Cesser de parler à la place de l’autre est probablement le fondement d’une réflexion critique sur l’appropriation culturelle et la décolonisation. Et le fait d’en débattre « entre nous », c’est-à-dire entre personnes qui ont le privilège d’accéder aux principales plateformes de discussion, met en avant une autre réalité qui concerne l’accès à la visibilité, aux lieux de diffusion, à la représentation et au financement. Dans le champ de l’art, cela force également à reconnaître l’existence d’un cadre esthétique défini par la culture occidentale, sur lequel les artistes issu.e.s d’autres cultures doivent (encore) se mouler. C’est aussi ce cadre esthétique qui nous a menés à prendre ce qui nous convient d’une culture et à délaisser le reste, à choisir une histoire, mais rarement les personnes les mieux placées pour la raconter. C’est encore ce même cadre qui contribue à formater le discours lorsque, pour justifier le geste d’appropriation, on remplace le terme par celui d’« emprunt ». On oublie toutefois que, pour qu’un emprunt en soit un, il faut qu’il y ait un retour à la personne qui prête.

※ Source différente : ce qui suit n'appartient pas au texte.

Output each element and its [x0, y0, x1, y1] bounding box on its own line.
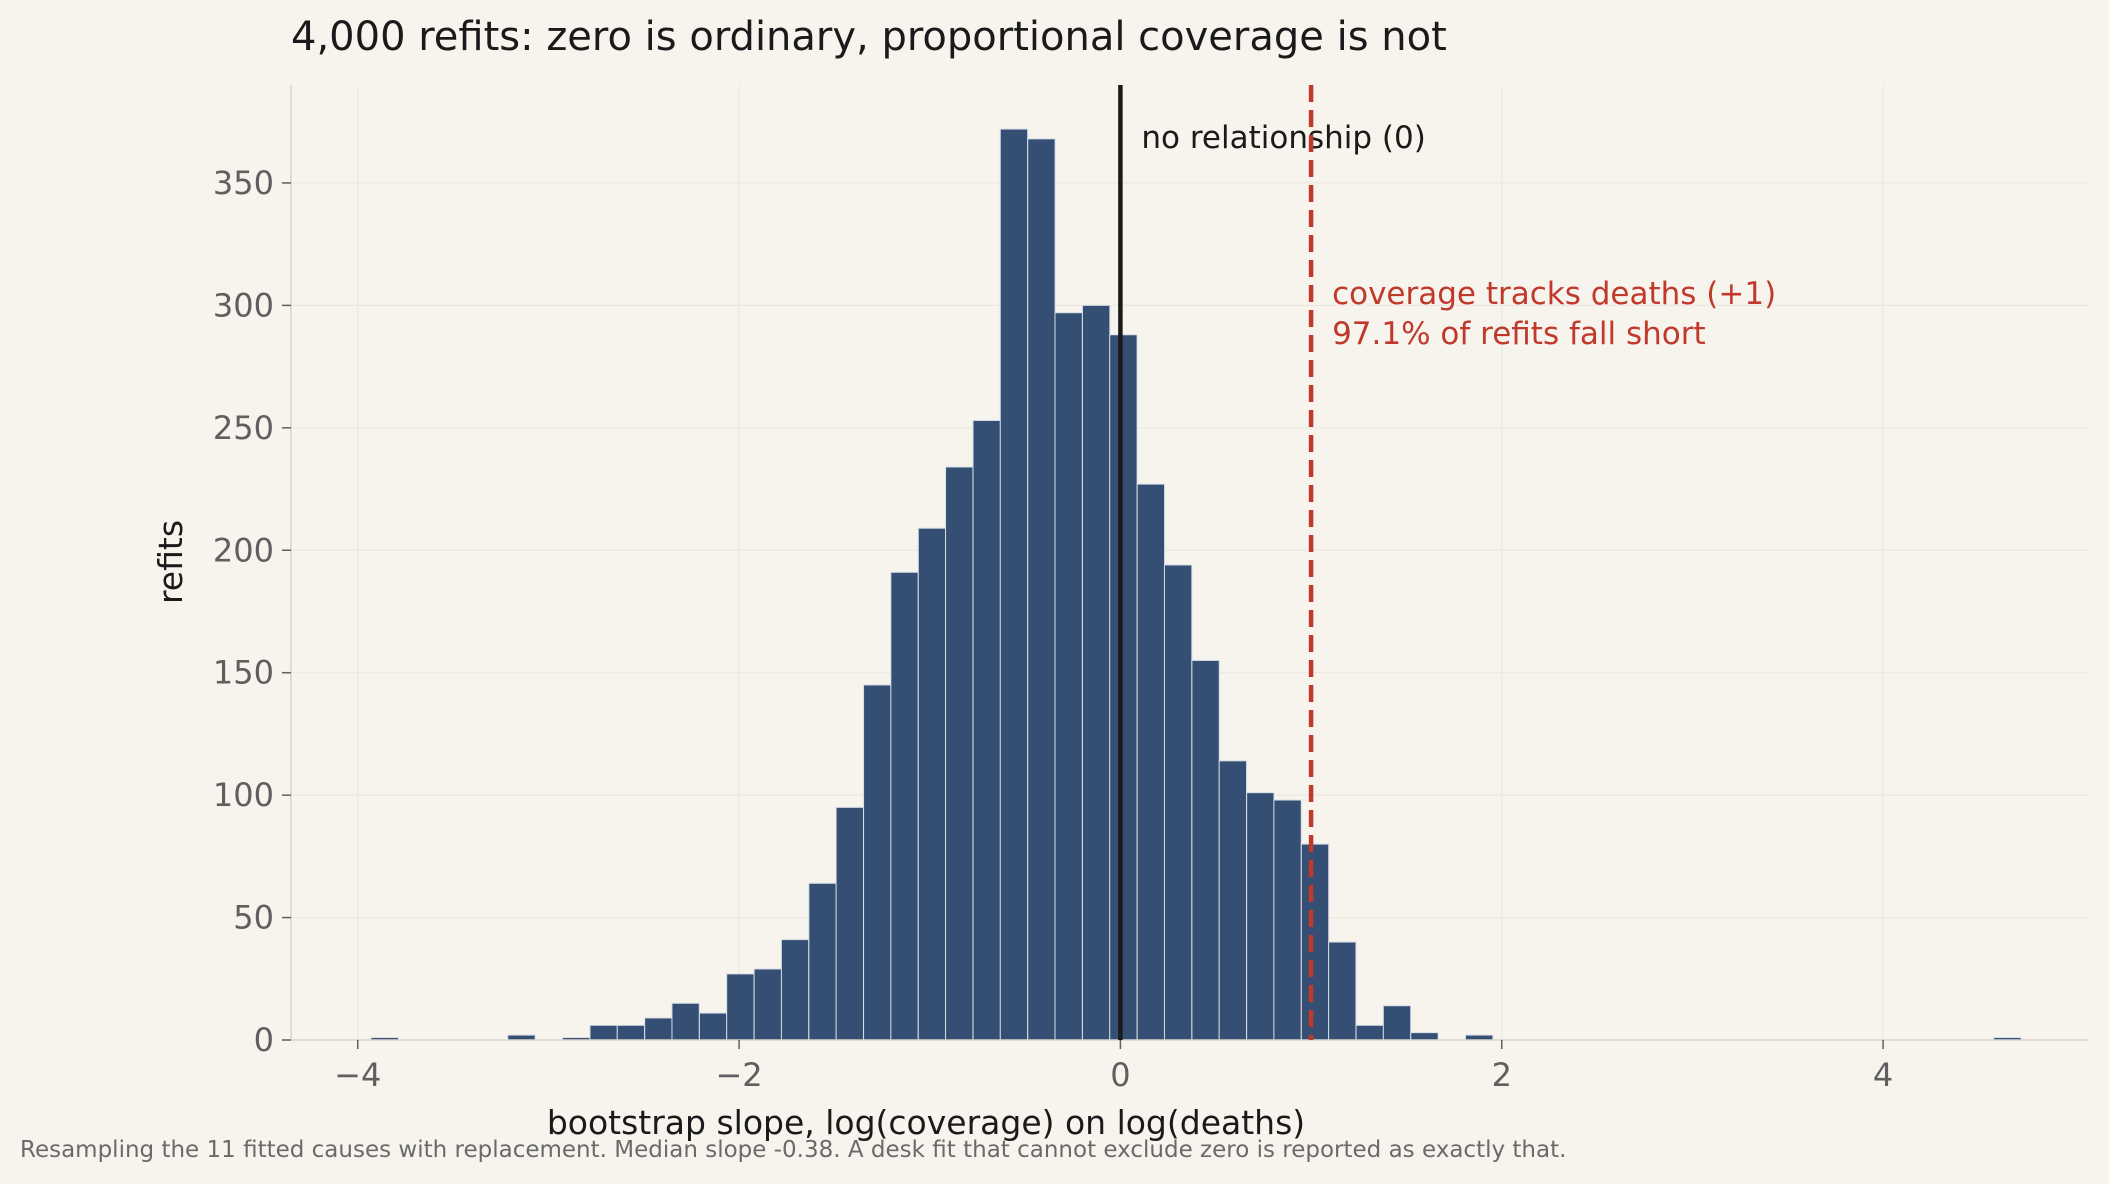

Les différents litiges issus de l’appropriation provoquent évidemment des remises en question, des mouvements de retrait et parfois même des situations qui semblent injustes. Mais en définitive, la question de la responsabilité s’impose. Dans l’appropriation artistique, elle tient surtout au fait d’assumer les conséquences de ses choix (les poursuites juridiques, notamment). Mais dans le cas plus controversé et très sensible de l’appropriation culturelle, la responsabilité prend un tout autre sens. En définir les contours reste un défi à relever. Pour certains, la responsabilité de l’artiste implique de ne plus ignorer le contexte social et politique dans lequel s’inscrit une oeuvre. Pour d’autres, c’est de maintenir sa position et défendre coûte que coûte l’autonomie de l’art. Dans tous les cas, s’il est vrai que l’art n’émerge pas nécessairement dans la paix et le consensus, il faut néanmoins espérer qu’il ne deviendra pas l’expression d’un repli sur soi. L’ouverture au dialogue demeure, en définitive, le meilleur exemple de responsabilité artistique et citoyenne.